A few other tables came and went during the evening but it really remained quiet. However, there is now a solo diner at the counter, entertained by the brigade who seem grateful for the company. The Alan is a hotel restaurant with which you can call each other by your first names. Right now though, he needs a few more friends. Not least because what’s happening here is quite seductive. And it’s a solid eight-letter word. My work here is done.

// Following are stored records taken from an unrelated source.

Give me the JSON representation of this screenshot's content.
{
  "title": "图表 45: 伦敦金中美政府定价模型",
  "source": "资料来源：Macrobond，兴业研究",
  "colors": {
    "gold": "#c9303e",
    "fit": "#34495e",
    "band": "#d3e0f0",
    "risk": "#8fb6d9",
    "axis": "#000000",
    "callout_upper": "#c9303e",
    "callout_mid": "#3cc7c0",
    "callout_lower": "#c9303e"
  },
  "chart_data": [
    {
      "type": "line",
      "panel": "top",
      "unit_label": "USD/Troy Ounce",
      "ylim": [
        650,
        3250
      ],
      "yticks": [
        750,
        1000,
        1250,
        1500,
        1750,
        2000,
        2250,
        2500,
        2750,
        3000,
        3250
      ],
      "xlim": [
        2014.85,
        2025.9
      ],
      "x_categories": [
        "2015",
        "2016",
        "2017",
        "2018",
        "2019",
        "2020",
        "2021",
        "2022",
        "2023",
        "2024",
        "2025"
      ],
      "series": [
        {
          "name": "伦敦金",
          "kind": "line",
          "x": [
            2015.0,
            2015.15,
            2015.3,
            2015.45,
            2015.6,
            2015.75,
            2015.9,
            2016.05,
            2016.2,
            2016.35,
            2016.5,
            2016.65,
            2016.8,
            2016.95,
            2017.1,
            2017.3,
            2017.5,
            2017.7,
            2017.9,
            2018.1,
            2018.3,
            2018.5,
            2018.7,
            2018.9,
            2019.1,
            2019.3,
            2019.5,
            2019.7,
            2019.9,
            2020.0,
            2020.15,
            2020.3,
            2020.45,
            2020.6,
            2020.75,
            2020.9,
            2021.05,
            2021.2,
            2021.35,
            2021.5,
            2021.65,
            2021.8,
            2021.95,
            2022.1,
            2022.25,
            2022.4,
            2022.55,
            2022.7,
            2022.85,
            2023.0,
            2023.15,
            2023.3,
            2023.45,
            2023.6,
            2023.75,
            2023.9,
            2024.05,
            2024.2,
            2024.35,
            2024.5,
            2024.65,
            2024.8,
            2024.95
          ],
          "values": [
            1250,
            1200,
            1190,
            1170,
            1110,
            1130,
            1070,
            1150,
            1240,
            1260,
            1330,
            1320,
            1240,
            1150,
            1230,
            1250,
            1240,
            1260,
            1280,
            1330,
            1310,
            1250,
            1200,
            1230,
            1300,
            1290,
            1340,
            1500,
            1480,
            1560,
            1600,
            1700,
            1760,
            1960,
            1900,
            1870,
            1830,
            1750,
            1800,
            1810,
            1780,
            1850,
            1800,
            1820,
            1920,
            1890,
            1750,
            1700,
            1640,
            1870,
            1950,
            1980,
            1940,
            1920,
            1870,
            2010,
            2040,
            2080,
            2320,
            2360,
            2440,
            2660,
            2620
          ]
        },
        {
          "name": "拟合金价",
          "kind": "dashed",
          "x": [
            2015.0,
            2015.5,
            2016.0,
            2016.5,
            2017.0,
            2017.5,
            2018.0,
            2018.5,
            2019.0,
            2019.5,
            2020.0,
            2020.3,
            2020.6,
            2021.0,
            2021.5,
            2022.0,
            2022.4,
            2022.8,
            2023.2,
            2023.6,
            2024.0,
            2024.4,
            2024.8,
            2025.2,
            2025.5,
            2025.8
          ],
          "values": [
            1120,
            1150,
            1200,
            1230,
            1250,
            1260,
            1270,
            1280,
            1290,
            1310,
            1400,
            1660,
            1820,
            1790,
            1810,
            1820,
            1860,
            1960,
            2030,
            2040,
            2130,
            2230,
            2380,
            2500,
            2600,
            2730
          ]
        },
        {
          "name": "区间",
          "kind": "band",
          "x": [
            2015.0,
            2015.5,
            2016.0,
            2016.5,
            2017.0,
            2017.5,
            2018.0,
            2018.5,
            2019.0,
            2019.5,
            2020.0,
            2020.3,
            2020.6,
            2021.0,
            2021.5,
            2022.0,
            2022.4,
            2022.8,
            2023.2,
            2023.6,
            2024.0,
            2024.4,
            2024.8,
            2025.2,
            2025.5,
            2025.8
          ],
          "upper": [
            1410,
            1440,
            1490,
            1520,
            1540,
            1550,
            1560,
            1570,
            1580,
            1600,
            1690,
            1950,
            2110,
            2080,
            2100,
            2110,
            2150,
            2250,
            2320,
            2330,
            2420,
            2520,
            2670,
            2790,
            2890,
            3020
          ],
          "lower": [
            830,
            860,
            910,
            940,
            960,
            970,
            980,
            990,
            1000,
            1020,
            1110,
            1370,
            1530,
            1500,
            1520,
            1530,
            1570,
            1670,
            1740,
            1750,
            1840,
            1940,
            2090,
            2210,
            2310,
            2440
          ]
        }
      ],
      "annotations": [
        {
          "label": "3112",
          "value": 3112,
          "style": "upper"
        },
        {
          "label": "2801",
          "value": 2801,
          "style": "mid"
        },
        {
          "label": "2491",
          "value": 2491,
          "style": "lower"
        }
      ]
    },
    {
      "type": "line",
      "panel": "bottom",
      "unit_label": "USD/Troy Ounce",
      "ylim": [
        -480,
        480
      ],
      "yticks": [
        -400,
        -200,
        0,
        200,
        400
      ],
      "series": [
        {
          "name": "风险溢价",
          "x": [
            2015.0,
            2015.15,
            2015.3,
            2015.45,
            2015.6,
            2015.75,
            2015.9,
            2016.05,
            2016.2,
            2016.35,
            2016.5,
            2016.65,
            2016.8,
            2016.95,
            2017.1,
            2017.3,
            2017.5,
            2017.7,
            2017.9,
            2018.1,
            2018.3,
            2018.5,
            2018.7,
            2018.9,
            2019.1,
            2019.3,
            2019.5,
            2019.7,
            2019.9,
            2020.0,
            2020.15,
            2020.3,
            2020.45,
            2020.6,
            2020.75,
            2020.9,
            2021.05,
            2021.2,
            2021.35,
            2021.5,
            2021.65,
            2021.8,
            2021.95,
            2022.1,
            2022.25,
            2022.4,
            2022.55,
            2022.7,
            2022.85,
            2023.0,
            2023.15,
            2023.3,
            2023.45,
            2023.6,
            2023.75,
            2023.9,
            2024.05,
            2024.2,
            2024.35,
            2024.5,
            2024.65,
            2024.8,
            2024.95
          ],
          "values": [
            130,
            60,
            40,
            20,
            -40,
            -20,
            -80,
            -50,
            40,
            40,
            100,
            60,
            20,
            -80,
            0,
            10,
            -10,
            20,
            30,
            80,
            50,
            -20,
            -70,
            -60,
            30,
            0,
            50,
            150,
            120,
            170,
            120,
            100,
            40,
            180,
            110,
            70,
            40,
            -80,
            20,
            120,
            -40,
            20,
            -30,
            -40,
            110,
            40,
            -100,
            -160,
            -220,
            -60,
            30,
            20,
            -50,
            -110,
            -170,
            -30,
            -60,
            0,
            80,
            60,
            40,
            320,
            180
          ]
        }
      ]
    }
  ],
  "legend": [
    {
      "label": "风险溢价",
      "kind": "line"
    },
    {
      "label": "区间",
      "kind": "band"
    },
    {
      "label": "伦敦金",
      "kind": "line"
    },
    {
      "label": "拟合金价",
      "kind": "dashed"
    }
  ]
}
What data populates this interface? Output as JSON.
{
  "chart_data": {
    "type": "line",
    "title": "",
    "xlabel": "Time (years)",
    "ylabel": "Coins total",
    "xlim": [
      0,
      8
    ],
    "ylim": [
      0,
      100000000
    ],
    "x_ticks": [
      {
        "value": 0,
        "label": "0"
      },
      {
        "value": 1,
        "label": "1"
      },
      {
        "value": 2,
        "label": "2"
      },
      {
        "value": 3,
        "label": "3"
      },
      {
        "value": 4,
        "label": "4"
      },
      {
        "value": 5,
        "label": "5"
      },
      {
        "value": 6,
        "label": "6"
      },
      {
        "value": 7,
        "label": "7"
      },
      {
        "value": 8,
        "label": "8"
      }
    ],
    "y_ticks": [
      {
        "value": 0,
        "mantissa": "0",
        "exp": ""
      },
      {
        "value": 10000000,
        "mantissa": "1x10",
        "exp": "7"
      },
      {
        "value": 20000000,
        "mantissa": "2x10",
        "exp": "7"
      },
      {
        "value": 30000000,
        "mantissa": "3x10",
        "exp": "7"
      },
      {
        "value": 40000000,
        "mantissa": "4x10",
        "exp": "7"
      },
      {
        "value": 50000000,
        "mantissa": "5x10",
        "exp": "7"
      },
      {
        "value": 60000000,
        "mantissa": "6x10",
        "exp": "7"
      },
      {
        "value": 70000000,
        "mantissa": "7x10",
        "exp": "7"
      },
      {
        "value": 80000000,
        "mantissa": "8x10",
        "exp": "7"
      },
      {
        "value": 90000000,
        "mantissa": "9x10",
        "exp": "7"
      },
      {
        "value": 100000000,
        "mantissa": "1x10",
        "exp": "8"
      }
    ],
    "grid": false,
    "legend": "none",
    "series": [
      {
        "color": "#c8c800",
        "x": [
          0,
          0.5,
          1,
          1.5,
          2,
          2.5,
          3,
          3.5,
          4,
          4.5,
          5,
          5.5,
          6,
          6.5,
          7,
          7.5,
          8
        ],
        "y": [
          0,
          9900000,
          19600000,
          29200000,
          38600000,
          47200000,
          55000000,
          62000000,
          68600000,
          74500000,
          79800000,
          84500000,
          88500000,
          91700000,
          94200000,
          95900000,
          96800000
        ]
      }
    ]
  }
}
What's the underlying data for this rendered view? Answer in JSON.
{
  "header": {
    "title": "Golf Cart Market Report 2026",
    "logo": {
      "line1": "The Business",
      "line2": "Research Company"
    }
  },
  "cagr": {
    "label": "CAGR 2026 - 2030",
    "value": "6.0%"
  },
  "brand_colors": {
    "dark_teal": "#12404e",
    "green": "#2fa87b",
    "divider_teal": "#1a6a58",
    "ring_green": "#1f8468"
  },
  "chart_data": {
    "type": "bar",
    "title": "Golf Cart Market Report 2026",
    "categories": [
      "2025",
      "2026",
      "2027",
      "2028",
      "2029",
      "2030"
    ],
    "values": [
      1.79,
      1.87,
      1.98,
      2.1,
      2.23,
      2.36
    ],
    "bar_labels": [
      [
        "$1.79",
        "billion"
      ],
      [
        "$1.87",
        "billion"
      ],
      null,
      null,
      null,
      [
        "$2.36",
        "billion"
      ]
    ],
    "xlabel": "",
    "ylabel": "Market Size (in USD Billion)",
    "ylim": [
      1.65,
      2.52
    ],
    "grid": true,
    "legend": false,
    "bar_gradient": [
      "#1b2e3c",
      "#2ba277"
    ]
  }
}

Four top chefs come together on May 10 to cook a fundraising dinner for the #cookforukraine call. Tickets for the four-course dinner at Pino, on London’s Kensington High Street, cost £85. The menu includes a steak tartare with asparagus and pecorino salad from Henry Harris or the root, nettle and borage ravioli from Allegra McEvedy from Albertine, a casserole of brill and morels from Rick Stein and a ginger rhubarb pie from Rowley Leigh. . For tickets, visit pinobar.com.
The Owl Gastro Pub, which opened in Kirkgate Market, Leeds, in 2019, is moving. It will reopen on May 28 on a site twice the size of the original in the residential development of Mustard Wharf, on the banks of the River Aire to the east of the town centre. The last service at the current location will be May 21 (theowleeds.co.uk).
Margot Henderson from La Rochelle canteen enters the advertising business. She has taken over the Three Horseshoes in the Somerset village of Batcombe and will reopen it as a gastropub with five bedrooms in November. Expect a menu of deviled crab and focaccia, chicken and tarragon pot pie, grilled brill, fennel, Swiss chard and green sauce with Somerset apple crumble, custard and local cheeses with cobnuts to finish.